MODERATOR: One really quick follow up question. She’d like to know what your experts believe should be the transmission rate in order to safely open schools in a community. 

BILL HANAGE: I don’t think you can actually put a simple number on that because of the fact that each community has different amounts of testing that are being done in each place are different. I would in doing so and thinking about that, and again, remember, it’s different ages are important here. I think that it’s very, very difficult to think about opening high schools if there’s the risk of introduction. But what you could do is you could ask your local community and ask yourself, well, what risk are we prepared to take? And then look at an estimate which will be different from the actual testing rate, remember, because the actual incidents within a community, meaning the number of people who are infected at a given time point, is not necessarily the same as the people who are getting tested. That’s only an estimate. Then, ask what and perhaps take when somebody comes in here with the virus? And then think that through. I’m sorry, I can’t be more specific, but I’d be concerned if I were to be more specific, it would be taken off to places where it’s not really appropriate to do so.  

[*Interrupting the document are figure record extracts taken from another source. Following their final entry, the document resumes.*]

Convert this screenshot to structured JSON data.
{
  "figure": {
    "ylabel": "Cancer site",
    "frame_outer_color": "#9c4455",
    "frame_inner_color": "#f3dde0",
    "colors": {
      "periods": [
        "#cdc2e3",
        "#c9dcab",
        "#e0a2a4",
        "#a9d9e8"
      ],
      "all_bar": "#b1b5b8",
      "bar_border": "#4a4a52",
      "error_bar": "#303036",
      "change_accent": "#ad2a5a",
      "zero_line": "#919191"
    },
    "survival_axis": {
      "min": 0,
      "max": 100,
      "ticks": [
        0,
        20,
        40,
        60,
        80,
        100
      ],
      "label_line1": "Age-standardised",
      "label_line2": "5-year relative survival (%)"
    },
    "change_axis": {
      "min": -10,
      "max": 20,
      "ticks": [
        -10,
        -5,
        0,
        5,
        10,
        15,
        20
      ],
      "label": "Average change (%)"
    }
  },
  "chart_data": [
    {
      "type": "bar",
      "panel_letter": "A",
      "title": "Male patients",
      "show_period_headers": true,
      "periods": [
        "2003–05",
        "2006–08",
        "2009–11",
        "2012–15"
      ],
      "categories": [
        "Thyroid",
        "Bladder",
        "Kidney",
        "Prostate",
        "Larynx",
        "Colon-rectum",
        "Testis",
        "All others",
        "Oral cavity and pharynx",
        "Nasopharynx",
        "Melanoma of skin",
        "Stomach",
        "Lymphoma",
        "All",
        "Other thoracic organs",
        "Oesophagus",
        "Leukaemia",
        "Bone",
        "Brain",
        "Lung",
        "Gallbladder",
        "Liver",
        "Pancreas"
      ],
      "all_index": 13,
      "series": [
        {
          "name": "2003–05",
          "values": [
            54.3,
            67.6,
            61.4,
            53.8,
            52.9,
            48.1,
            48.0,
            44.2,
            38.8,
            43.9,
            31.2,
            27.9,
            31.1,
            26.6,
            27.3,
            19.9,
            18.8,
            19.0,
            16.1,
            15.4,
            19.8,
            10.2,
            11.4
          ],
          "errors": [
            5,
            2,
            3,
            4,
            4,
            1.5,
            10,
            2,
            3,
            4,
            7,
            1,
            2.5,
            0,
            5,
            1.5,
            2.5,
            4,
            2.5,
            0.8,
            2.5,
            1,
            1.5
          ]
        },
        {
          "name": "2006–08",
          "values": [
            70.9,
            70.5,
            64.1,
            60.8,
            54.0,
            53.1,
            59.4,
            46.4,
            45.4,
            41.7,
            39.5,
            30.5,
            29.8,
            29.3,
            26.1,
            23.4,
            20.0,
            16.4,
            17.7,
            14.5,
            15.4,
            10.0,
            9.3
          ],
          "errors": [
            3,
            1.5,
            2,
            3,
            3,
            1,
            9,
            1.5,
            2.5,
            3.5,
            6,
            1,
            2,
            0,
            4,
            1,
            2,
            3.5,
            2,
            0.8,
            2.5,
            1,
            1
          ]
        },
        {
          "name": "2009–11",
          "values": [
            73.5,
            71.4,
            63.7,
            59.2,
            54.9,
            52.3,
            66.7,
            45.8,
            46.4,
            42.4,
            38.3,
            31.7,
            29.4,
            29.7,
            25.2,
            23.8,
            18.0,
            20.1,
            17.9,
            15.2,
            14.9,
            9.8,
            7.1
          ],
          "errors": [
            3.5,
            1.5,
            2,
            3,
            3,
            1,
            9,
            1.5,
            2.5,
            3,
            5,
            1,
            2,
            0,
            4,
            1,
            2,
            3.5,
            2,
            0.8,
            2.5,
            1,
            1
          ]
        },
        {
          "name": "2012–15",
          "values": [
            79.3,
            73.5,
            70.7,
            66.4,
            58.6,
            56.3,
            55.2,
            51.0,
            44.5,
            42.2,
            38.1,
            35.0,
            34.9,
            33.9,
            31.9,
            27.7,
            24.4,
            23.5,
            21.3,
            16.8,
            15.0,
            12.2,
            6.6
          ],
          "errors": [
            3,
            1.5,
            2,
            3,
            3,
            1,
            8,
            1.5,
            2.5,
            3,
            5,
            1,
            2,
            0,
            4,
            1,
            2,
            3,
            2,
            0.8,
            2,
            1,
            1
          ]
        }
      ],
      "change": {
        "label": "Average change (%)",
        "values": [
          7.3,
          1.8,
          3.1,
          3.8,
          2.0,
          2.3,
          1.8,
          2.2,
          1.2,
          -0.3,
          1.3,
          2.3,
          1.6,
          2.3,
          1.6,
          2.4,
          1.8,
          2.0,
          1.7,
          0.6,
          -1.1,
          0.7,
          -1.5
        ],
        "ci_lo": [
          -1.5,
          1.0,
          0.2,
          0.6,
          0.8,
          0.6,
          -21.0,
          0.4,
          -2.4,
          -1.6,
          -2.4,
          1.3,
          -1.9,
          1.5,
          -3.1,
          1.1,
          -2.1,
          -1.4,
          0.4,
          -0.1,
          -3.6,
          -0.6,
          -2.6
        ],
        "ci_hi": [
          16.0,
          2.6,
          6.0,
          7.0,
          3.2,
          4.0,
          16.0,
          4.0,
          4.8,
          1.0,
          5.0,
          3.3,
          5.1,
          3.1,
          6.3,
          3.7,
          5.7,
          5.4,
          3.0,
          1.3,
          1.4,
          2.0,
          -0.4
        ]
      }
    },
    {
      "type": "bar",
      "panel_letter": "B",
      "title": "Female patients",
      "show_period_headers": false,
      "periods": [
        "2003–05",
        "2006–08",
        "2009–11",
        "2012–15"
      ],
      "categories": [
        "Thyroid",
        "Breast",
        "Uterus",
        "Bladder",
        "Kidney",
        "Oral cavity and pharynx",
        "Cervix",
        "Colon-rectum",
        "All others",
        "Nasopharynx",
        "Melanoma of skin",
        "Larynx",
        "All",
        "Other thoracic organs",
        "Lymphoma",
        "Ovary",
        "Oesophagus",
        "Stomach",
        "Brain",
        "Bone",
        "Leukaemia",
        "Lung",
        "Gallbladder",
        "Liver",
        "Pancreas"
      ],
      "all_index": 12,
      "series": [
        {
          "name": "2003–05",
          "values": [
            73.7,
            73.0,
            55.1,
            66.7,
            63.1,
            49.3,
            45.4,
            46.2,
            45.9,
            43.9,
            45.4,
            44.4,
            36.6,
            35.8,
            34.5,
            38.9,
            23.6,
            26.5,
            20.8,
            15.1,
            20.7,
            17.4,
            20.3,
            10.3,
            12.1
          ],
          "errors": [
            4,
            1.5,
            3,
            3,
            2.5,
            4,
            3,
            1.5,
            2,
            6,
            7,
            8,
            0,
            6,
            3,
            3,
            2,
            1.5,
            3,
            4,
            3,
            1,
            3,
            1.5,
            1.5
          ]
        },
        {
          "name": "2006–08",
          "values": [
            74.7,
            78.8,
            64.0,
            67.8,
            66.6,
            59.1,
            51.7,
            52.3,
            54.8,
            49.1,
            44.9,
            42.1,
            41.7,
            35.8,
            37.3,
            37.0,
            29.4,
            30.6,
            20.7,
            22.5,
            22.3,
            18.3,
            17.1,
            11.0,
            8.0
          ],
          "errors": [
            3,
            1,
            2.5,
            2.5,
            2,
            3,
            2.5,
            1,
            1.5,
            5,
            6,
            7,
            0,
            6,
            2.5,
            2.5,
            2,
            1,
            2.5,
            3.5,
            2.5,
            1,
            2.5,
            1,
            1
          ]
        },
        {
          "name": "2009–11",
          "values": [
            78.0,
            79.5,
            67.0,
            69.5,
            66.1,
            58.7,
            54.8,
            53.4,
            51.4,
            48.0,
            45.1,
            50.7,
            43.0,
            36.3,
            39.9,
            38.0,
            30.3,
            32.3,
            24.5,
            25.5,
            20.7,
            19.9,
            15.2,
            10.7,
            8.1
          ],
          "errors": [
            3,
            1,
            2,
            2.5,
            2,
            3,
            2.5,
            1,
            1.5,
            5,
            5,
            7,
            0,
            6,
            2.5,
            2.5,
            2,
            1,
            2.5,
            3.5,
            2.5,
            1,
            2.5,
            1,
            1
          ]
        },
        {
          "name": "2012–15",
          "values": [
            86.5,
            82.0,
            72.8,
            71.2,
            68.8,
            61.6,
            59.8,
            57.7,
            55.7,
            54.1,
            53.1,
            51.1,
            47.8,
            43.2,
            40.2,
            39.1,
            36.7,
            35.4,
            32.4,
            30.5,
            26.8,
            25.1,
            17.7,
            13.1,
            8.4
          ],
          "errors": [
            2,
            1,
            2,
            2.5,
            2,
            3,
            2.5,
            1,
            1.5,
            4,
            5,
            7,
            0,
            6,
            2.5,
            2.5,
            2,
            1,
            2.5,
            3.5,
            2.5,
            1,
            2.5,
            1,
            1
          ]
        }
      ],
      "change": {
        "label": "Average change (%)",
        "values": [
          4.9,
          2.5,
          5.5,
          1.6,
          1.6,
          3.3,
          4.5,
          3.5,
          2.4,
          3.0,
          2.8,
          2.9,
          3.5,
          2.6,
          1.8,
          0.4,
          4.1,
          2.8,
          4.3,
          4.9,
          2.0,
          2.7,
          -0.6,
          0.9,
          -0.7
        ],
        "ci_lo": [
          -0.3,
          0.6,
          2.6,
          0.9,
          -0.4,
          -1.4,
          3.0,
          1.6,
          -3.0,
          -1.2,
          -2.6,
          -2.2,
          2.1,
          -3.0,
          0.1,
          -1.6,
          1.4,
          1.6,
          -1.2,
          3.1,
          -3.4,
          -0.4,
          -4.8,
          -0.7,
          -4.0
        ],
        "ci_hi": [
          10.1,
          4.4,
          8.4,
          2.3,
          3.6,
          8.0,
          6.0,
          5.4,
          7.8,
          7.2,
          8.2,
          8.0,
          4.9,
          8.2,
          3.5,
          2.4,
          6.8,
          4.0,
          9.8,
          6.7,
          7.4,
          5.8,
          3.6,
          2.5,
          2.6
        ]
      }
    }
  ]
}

MODERATOR: Thank you. Dr. Bloom, did you have any final thoughts before we go? 

BARRY BLOOM: No, I thank you all for very good questions and it’s always a pleasure to hang out with Bill. 

BILL HANAGE: Likewise. I like our sort of sartorial contrasts. 

MODERATOR: Dr. Hanage, do you have any final comments? 

BILL HANAGE: No. It’s a pleasure to hang out with you and Barry and everyone on the call and I will do this again in a few weeks.  

This concludes the August 6th press conference.